When Your Parents Don’t Understand Why You’re Going to Counseling
By Lavender Haven Counseling
For many people, the decision to begin counseling is deeply personal — a brave step toward healing, understanding, and self-growth. But what happens when the people you love most, like your parents, don’t understand it — or worse, question why you’re even going?
You might hear comments like:
“Why do you need therapy? We didn’t have that growing up.”
“Can’t you just talk to your friends?”
“You seem fine — what’s there to talk about?”
If this sounds familiar, you’re not alone. Generational, cultural, or personal beliefs often shape how people view mental health and counseling. For some, therapy still carries a stigma, or it may feel like a reflection that something is “wrong” with the family — when in reality, it’s often an act of self-awareness and courage.
🌿 Why They Might Not Understand
It’s important to remember that your parents’ discomfort or confusion isn’t necessarily about you — it’s often about their own relationship with vulnerability, emotions, or change.
They may have grown up in a time or environment where emotions weren’t discussed openly.
They might equate therapy with crisis rather than growth.
They could even feel guilt or fear that your healing means they “failed” somehow as parents.
Understanding this doesn’t excuse hurtful reactions, but it can help you approach the situation with empathy rather than shame.

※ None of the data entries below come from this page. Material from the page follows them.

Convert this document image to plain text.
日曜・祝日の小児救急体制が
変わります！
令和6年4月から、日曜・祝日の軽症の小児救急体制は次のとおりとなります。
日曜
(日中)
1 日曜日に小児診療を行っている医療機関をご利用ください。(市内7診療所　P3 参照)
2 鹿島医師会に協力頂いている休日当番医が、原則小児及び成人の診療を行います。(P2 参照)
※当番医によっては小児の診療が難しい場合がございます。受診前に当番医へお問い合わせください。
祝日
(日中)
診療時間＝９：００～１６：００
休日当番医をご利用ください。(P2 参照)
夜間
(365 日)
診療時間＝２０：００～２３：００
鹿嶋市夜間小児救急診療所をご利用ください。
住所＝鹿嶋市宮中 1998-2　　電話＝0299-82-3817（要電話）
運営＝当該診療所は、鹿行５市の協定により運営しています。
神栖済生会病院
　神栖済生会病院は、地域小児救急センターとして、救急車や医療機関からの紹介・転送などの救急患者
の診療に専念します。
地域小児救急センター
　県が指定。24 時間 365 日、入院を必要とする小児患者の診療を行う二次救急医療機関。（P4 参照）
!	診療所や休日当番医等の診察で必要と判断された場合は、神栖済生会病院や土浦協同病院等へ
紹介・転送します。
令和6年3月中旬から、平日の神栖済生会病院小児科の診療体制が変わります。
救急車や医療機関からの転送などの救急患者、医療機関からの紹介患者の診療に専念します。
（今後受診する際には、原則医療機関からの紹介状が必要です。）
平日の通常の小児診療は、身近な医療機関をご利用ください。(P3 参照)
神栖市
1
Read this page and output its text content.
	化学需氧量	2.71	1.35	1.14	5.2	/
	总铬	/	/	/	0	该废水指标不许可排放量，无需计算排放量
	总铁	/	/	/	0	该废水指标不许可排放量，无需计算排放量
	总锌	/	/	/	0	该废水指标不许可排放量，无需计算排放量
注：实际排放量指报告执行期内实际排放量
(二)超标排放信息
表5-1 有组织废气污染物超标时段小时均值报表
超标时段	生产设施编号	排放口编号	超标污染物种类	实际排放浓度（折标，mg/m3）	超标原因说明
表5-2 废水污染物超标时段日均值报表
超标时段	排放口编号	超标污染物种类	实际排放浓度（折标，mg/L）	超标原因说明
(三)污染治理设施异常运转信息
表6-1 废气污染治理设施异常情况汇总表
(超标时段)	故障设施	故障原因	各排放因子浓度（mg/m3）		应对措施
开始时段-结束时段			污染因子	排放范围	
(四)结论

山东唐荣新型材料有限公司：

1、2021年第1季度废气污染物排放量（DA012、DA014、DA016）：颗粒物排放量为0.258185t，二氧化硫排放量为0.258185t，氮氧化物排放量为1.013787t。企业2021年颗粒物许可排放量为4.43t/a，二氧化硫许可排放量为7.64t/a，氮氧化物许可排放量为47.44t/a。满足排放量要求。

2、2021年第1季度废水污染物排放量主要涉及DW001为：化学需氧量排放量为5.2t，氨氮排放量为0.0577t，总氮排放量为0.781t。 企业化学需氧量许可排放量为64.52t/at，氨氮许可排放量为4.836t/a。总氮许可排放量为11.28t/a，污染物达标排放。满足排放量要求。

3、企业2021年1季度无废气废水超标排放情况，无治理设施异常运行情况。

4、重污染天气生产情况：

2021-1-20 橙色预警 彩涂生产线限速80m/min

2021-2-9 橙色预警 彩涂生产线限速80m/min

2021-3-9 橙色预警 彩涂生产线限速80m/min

💬 How to Communicate Your Decision
When you talk to your parents about therapy, it can help to stay grounded in your own truth rather than trying to convince them to see it your way. Here are a few ways to frame the conversation:
Keep it simple and clear:
“I’ve been feeling ready to focus on my mental and emotional health, and counseling is something that’s been helping me do that.”
Focus on growth, not blame:
“Therapy is helping me understand myself better — it’s not about blaming anyone.”
Set emotional boundaries:
You don’t owe anyone the details of what you discuss in therapy. It’s okay to say:“I appreciate your concern, but this is something I’m doing for myself.”
🌼 Coping When They Don’t Support You
Even with the best communication, your parents might still not “get it.” That can feel lonely — especially when all you want is understanding. Here are a few ways to cope:
Affirm your choice. You’re allowed to seek healing, even if others don’t understand it.
Find support elsewhere. Whether through friends, your therapist, or chosen family, seek connection with people who validate your growth.
Release the need for approval. Healing sometimes means letting go of needing others to validate what’s right for you.
Focus on your why. Revisit what led you to therapy in the first place — your peace, clarity, and self-worth.
🌷 A Note from Lavender Haven Counseling
At Lavender Haven Counseling, we know that choosing therapy can be both empowering and emotional — especially when those around you don’t see the value yet. Our hope is that you continue to trust yourself and your process. You’re not doing something “wrong” by seeking help — you’re doing something deeply right.
Healing often starts with the decision to choose yourself — even when others don’t understand why.